Little did I realize, however, that these “healthy” foods were often incredibly high in calories, which meant that, combined with my indulgent social life, my weight was gradually increasing.

A better approach to calorie counting improved my relationship with food

At the end of 2018, I had a wake up call when I was shocked by the number I saw on the scale. It was time to take action and try something different: counting calories.

Counting calories can be problematic for some. When I first tried it as a teenager, I became obsessed, so I was hesitant to try again. But a decade later, I was wiser and more self-aware.

I found it improved my relationship with food. I learned that there is nothing inherently fattening about any food, and it helped me feel more comfortable eating foods that I previously avoided, such as bread. Over time, I also lost fat.
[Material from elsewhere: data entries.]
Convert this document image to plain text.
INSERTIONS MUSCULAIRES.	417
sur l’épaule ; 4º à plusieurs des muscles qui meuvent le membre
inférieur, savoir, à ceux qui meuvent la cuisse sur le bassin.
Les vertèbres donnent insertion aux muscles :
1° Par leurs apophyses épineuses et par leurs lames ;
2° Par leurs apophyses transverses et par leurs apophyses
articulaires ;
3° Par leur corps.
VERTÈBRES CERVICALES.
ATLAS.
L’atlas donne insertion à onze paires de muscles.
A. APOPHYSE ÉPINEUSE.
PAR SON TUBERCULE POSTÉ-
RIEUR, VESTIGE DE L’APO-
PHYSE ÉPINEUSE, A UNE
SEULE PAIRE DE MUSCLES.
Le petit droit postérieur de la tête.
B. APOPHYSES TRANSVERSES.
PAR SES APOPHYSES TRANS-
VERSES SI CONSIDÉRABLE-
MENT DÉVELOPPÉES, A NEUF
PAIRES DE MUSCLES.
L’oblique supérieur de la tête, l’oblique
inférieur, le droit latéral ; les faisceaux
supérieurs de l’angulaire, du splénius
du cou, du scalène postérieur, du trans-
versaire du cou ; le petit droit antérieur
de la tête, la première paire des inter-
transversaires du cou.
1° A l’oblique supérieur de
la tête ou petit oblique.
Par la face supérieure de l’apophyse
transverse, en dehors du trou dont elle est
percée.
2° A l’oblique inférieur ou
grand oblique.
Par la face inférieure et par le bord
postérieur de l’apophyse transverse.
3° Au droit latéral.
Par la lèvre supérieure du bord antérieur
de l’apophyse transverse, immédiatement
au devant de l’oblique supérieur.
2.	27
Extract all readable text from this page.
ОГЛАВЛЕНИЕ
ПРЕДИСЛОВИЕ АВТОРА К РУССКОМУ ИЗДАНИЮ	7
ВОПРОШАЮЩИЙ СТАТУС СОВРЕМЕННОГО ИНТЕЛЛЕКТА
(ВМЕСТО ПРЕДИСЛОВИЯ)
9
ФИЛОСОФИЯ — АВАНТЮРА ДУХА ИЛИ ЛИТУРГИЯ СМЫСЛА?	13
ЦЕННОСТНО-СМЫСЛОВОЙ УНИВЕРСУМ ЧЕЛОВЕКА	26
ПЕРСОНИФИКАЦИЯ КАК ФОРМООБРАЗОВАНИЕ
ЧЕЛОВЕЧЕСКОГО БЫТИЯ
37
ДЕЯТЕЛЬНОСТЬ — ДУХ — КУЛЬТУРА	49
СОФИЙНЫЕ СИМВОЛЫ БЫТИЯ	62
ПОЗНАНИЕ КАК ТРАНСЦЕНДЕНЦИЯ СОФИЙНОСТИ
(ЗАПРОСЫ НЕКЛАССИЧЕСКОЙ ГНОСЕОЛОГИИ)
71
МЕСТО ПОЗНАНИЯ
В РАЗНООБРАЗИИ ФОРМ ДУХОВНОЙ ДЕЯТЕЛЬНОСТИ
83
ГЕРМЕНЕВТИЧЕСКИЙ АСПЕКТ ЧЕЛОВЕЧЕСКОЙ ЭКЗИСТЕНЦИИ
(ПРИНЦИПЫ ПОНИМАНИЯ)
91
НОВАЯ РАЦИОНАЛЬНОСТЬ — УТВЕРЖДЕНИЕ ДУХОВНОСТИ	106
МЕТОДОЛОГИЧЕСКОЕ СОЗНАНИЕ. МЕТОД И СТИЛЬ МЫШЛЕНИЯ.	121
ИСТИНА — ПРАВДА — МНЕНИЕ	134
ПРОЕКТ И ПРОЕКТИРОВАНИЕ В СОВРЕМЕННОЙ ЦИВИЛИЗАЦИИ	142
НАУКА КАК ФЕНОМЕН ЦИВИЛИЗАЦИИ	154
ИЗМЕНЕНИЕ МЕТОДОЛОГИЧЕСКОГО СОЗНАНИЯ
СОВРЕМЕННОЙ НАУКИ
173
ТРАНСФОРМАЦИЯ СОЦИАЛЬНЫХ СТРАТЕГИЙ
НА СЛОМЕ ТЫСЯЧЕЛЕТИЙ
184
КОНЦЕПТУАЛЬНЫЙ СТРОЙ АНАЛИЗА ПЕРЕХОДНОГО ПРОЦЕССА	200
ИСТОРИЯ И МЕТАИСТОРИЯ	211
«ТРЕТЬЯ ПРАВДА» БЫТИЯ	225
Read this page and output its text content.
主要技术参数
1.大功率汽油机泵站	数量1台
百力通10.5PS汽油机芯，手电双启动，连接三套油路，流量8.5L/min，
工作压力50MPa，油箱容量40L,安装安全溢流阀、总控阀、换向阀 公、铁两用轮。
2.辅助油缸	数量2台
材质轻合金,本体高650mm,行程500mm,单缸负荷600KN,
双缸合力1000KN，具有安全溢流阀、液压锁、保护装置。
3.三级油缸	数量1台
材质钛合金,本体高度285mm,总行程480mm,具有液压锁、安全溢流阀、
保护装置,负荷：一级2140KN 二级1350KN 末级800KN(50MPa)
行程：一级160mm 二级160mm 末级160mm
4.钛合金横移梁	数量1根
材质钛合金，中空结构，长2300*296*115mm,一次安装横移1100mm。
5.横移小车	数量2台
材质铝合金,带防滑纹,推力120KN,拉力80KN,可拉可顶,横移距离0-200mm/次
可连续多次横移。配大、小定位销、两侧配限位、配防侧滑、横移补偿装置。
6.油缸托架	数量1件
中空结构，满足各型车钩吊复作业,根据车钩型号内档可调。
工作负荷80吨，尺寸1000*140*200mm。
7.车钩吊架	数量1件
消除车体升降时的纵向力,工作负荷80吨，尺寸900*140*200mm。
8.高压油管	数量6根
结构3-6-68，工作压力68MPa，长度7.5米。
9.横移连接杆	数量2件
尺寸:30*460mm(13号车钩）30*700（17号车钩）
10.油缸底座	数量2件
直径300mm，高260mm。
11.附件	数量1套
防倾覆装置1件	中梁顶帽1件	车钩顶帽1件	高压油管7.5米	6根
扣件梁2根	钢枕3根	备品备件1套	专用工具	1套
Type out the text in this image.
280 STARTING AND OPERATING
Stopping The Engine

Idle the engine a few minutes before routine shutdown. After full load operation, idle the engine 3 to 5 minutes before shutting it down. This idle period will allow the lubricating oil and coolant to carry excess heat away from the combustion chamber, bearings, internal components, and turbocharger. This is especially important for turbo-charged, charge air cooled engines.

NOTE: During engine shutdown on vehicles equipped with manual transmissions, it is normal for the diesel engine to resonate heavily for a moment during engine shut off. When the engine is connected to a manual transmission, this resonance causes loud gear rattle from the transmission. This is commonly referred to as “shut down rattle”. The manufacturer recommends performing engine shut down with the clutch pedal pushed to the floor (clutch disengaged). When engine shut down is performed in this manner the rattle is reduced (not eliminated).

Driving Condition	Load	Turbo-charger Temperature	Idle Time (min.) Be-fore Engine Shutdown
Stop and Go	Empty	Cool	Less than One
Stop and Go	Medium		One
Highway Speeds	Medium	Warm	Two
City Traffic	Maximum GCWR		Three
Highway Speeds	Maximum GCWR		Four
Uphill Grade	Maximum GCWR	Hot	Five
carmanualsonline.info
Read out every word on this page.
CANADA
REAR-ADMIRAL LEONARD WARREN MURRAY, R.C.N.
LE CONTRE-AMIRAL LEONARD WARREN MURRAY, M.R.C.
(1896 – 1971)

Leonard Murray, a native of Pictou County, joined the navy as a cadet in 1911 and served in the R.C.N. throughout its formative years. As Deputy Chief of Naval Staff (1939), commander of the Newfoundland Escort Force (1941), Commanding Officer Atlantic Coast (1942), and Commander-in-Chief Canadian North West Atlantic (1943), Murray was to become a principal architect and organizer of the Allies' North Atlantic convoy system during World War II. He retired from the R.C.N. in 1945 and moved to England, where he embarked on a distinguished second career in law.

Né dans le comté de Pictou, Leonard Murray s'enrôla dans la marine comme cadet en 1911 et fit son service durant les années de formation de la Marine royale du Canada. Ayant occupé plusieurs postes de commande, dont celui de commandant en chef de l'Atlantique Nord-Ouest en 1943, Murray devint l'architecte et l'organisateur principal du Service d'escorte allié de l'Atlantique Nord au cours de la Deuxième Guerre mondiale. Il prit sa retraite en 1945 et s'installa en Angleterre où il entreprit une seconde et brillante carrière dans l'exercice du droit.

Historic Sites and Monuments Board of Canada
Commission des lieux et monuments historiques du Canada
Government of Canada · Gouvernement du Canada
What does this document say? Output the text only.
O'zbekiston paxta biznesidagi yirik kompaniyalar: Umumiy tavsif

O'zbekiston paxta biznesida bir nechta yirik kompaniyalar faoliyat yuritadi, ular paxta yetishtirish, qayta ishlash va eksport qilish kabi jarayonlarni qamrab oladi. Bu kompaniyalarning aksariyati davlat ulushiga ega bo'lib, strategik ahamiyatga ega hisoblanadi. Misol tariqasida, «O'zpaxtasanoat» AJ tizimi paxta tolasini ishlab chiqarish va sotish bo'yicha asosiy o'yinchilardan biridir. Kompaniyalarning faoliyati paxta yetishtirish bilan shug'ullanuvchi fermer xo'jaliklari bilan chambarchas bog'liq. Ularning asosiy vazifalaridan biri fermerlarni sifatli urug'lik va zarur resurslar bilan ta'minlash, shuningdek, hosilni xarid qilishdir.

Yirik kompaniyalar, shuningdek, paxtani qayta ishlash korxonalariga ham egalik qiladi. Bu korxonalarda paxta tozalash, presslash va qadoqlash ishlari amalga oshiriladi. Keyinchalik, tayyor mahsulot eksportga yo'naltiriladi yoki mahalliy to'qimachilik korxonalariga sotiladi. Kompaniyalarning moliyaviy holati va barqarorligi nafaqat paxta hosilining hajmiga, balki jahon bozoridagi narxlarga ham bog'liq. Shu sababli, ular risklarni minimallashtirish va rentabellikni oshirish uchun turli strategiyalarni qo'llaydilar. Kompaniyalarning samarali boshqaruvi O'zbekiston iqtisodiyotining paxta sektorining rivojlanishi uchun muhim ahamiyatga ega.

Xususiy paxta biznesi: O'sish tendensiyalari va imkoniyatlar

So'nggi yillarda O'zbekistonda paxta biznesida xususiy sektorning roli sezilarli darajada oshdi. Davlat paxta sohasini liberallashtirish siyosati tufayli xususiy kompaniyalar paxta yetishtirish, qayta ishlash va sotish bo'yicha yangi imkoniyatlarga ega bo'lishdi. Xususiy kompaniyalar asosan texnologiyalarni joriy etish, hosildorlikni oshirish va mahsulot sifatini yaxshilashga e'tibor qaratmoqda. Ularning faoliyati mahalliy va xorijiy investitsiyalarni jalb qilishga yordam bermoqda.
I realized that I had been eating too much on a regular basis, and I knew it was because I still viewed food as “good” and “bad” in part.

Counting calories freely (and tracking protein), while incorporating all foods into my diet in moderation, helped me learn that you can eat anything and still lose weight.

A post shared by Rachel Hosie (@rachel_hosie)

Whole foods, protein, and fiber generally make you feel fuller than refined, sugary, and processed foods, and are more nutritious. For example, 300 calories of chicken, brown rice and broccoli will be more filling than a 300 calorie donut. But we get fat when we consume more energy than necessary.

I now know that often demonized carbs are great fuel for training, dairy is a great source of protein and most importantly pasta, pizza and cheese are too delicious not to enjoy. .

My mindset didn’t change overnight

Spending six months at home with my parents and sister at the start of the coronavirus pandemic helped me change my mind a lot. For example, I thought carbs made you fat, but my family ate higher carb meals than what I cooked for myself, and I still lost weight.

Early in my career, I remember seeing an editor eat a cookie and thinking, “What kind of health expert eats cookies?”

I know now that she was indeed the expert, and I had a lot to learn.

I still eat quinoa, dates, and salads sometimes, but not because I think they’re “better” than anything else. Because I want.